Personal information
- Full name: Jonay Miguel Santos Hernández
- Date of birth: 15 February 1979 (age 46)
- Place of birth: Maracay, Venezuela
- Height: 1.85 m (6 ft 1 in)
- Position: Left-back

Youth career
- Tenerife

Senior career*
- Years: Team / Apps / (Gls)
- 1997–1998: Tenerife B
- 1998–1999: Universidad LP / 22 / (0)
- 1999–2000: Real Madrid B / 22 / (0)
- 2000–2001: Ourense / 38 / (1)
- 2001–2002: Real Madrid B / 6 / (0)
- 2002–2005: Dundee / 74 / (2)
- 2005: Córdoba / 12 / (0)
- 2005: Ciudad Murcia / 3 / (0)
- 2006: Zamora / 3 / (0)
- 2006–2007: Racing Ferrol / 12 / (0)
- 2007–2009: Pontevedra / 48 / (4)
- 2009–2010: Melilla / 23 / (3)
- 2010–2011: Leganés / 30 / (0)
- 2011–2012: Tenerife / 18 / (0)
- Total:  / 311 / (10)

International career
- 2003–2008: Venezuela / 29 / (0)

= Jonay Hernández =

Venezuelan footballer (born 1979)

Jonay Miguel Hernández Santos (born 15 February 1979) is a Venezuelan former professional footballer who played as a left-back.

He held a Spanish passport due to having spent almost his entire career in that nation, mainly in the Segunda División B where he appeared in 212 matches over one decade.

Hernández represented Venezuela at the 2004 Copa América.

==Club career==
Born in Maracay, Hernández began his football career in Spain with Universidad de Las Palmas CF. In the following seasons, also in the country, he played mainly in the Segunda División B, successively representing Real Madrid Castilla, CD Tenerife B (Tercera División) and CD Ourense.

Hernández had his first – and only – taste of top-flight football in summer 2002, signing with Scottish Premier League side Dundee. On 28 August 2004 he closed the 4–4 away draw against Hibernian, as the campaign eventually ended in relegation.

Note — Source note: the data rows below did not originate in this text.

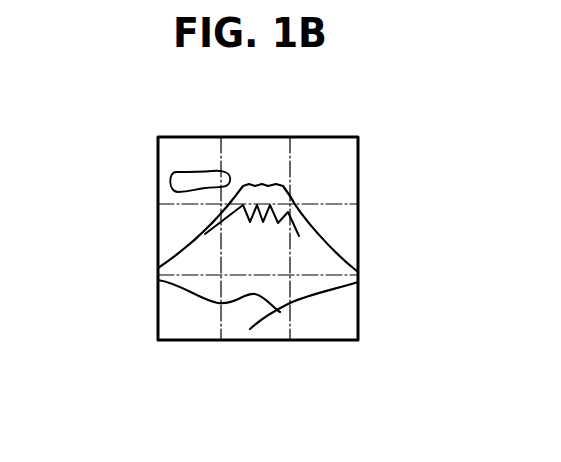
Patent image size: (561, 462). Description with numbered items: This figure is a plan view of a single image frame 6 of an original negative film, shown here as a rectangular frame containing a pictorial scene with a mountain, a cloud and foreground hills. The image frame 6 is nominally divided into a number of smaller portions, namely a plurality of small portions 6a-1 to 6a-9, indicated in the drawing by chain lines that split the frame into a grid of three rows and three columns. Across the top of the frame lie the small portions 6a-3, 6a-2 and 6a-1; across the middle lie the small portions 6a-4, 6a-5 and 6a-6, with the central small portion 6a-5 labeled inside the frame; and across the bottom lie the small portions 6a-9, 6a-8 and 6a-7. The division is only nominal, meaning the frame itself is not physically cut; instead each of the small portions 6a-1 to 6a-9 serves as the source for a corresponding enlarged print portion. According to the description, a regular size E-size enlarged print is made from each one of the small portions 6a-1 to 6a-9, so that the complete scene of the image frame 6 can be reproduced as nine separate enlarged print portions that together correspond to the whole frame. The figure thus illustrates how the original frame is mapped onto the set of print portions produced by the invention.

The image frame 6 is at (375, 167).
The small portion 6a-1 is at (323, 147).
The small portion 6a-2 is at (254, 147).
The small portion 6a-3 is at (183, 142).
The small portion 6a-4 is at (158, 240).
The small portion 6a-5 is at (277, 266).
The small portion 6a-6 is at (348, 244).
The small portion 6a-7 is at (315, 343).
The small portion 6a-8 is at (245, 343).
The small portion 6a-9 is at (191, 343).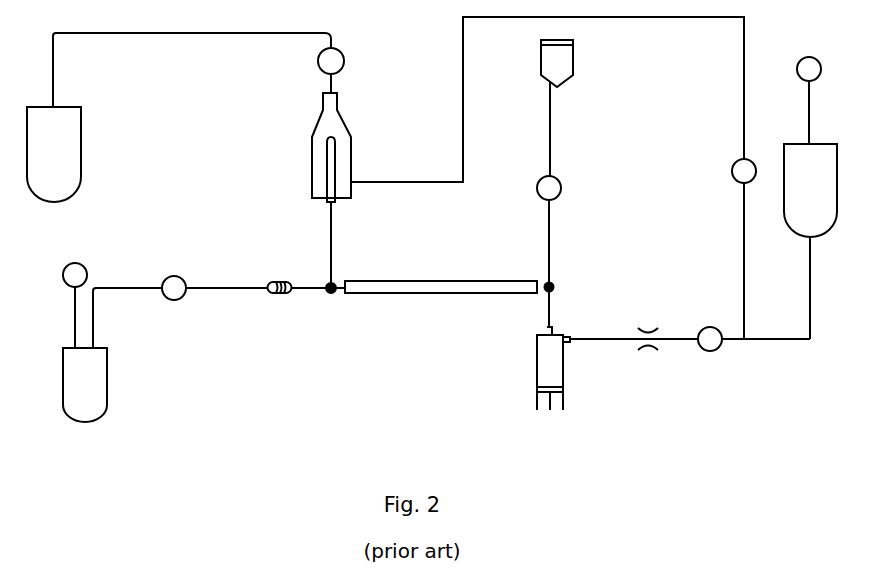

In January 2005, after 89 competitive matches, Hernández went back to Spain and joined Córdoba CF. With this club and Ciudad de Murcia he would total 15 Segunda División appearances in two season halves, subsequently returning to the lower leagues.

==International career==
Hernández made 29 appearances for the Venezuela national team. He made his debut on 26 July 2003 in a friendly against Nigeria, a 1–0 loss at Watford's Vicarage Road, and was selected for the following year's Copa América held in Peru.

==Personal life==
Hernández's younger brother, Daniel, was also a footballer. A goalkeeper, he too spent most of his professional career in Spain, also being a Venezuelan international.